Se você sofreu alguma violência obstétrica, denuncie! Para tal, você pode:

  • Exigir cópia de seu prontuário junto à instituição de saúde onde foi atendida. Essa documentação pertence a você, podendo ser cobrado apenas o valor referente aos custos das cópias;

  • Procurar a Defensoria Pública, independentemente de você ter usado o serviço público ou privado;

  • Denunciar à Ouvidoria da instituição de saúde;

  • Denunciar ao Ministério Público do estado onde está endereçada a instituição (em caso de instituições federais, a denúncia deve ser feita ao Ministério Público Federal);

  • Denunciar aos conselhos regionais dos profissionais que cometeram a violência (CRM, por exemplo);

  • Ligar para o Disque 180 (violência contra a mulher).


Além de realizar a denúncia, procurar a ajuda de um (a) profissional de Psicologia e uma Doula pós-parto pode ser muito importante para que consiga lidar melhor com as emoções e memórias dessa experiência de violência. Não fique desamparada!


Ademais, há alguns mecanismos que podem te ajudar a evitar esse tipo de violência, tais como:

  • Contratar uma doula. Ela te ajudará a ter acesso às informações necessárias para que você se empodere e tenha cada vez mais autonomia sobre seu próprio corpo, além de oferecer suporte físico e emocional;

  • Escrever um Plano de Parto e protocolá-lo na instituição onde você for atendida. É nesse documento que você dirá expressamente quais intervenções você não gostaria que fossem realizadas em seu parto;

  • Pesquisar sobre as legislações que regulamentam os atendimentos à gestação, parto, pós-parto e abortamento e tê-las em mãos.


 

Referências


AMORIM, M. M. R.; KATZ, L. O papel da episiotomia na obstetrícia moderna. Femina, v. 36, n. 1, 2008, p. 47–54.

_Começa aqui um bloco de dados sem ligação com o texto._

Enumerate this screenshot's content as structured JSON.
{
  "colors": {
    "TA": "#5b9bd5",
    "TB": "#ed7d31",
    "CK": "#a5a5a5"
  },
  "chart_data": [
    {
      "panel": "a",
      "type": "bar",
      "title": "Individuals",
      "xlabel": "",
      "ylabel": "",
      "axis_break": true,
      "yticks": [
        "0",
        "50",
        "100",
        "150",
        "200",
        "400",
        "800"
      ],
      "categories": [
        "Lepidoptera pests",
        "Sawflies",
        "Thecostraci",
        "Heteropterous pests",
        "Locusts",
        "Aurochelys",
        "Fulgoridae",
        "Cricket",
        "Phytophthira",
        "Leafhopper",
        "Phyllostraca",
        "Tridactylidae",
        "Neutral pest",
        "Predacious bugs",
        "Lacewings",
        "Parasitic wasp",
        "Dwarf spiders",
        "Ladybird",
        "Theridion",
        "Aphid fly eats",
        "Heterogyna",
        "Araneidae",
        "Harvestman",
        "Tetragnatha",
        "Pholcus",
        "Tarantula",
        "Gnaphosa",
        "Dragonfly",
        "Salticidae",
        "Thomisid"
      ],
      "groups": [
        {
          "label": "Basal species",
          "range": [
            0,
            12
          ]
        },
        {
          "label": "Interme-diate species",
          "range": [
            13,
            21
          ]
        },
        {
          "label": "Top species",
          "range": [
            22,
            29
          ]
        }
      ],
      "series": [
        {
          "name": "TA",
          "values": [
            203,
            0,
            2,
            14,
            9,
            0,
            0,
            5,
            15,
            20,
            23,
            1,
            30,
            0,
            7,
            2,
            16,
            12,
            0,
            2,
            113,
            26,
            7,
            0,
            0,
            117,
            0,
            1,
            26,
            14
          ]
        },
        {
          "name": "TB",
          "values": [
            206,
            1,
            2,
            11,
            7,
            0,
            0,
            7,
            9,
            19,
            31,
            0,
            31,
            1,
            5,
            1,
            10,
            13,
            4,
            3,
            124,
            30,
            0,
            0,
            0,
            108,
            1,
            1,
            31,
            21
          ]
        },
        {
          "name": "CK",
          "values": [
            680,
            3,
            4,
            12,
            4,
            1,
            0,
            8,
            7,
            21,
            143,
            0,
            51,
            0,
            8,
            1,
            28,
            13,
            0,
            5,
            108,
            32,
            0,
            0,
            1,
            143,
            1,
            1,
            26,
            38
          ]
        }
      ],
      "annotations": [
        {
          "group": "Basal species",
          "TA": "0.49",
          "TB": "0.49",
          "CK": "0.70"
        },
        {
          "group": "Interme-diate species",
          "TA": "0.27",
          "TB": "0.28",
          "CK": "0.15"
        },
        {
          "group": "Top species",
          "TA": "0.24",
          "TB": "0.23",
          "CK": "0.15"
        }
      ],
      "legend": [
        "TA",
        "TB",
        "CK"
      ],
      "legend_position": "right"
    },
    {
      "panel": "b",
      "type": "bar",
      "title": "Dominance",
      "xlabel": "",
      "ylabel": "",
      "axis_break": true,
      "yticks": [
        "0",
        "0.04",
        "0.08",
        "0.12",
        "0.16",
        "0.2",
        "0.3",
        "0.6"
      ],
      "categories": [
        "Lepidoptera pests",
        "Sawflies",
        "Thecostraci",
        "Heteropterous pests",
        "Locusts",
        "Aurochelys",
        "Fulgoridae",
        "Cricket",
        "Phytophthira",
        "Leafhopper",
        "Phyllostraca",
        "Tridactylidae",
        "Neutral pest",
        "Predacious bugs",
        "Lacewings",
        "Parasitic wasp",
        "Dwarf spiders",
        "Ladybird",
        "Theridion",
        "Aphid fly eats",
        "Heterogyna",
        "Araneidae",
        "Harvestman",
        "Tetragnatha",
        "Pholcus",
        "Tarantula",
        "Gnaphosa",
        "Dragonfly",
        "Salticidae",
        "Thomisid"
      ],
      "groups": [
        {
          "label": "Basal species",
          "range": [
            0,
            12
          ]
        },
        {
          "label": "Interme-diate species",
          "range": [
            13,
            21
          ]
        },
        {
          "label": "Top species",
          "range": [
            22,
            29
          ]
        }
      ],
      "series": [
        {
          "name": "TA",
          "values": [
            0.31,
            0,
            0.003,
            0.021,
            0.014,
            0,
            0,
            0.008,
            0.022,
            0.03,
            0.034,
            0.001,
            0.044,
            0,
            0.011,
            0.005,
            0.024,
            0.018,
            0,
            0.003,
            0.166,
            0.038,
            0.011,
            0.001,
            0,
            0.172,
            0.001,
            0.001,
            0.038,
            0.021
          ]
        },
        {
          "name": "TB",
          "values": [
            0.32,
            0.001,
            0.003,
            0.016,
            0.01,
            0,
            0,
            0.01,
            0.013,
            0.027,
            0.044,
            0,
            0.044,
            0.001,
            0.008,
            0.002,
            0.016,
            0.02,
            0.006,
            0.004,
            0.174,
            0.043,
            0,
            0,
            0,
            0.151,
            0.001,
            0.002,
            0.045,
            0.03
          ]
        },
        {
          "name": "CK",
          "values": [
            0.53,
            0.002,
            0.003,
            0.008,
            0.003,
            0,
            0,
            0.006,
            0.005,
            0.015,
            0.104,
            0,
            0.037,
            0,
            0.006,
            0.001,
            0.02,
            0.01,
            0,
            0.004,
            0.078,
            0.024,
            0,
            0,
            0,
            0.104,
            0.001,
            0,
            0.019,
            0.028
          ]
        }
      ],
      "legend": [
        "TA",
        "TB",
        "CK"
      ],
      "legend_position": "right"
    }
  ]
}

BRASIL. Ministério da Saúde. Secretaria de Políticas de Saúde. Área Técnica de Saúde da Mulher. Parto, aborto e puerpério: assistência humanizada à mulher. Brasília, Ministério da Saúde, 2001.


CIELLO, C. et al. Parto do princípio. Mulheres em Rede pela Maternidade Ativa. Dossiê da Violência Obstétrica "Parirás com dor". 2012. Disponível em: <https://www.senado.gov.br/comissoes/documentos/SSCEPI/DOC%20VCM%20367.pdf>. Acesso em: 27 de março de 2018.


DINIZ, C. S. G. Humanização da assistência ao parto no Brasil: os muitos sentidos de um movimento. Ciência & Saúde Coletiva, v. 10, n. 3, p. 627–637, 2005.


DINIZ, C. S. G.; CHACHAM, A. S. O ‘corte por cima’ e o ‘corte por baixo’: o abuso de cesáreas e episiotomias em São Paulo. Questões Saúde Reprod., v.1, n.1, p.80-91, 2006.


DINIZ, C. S. G. et al. Violência obstétrica como questão para a saúde pública no Brasil: origens, definições, tipologia, impactos sobre a saúde materna, e propostas para sua prevenção. Rev Bras Crescimento Desenvolvimento Hum, v. 25, n. 3, p. 377-384, 2015.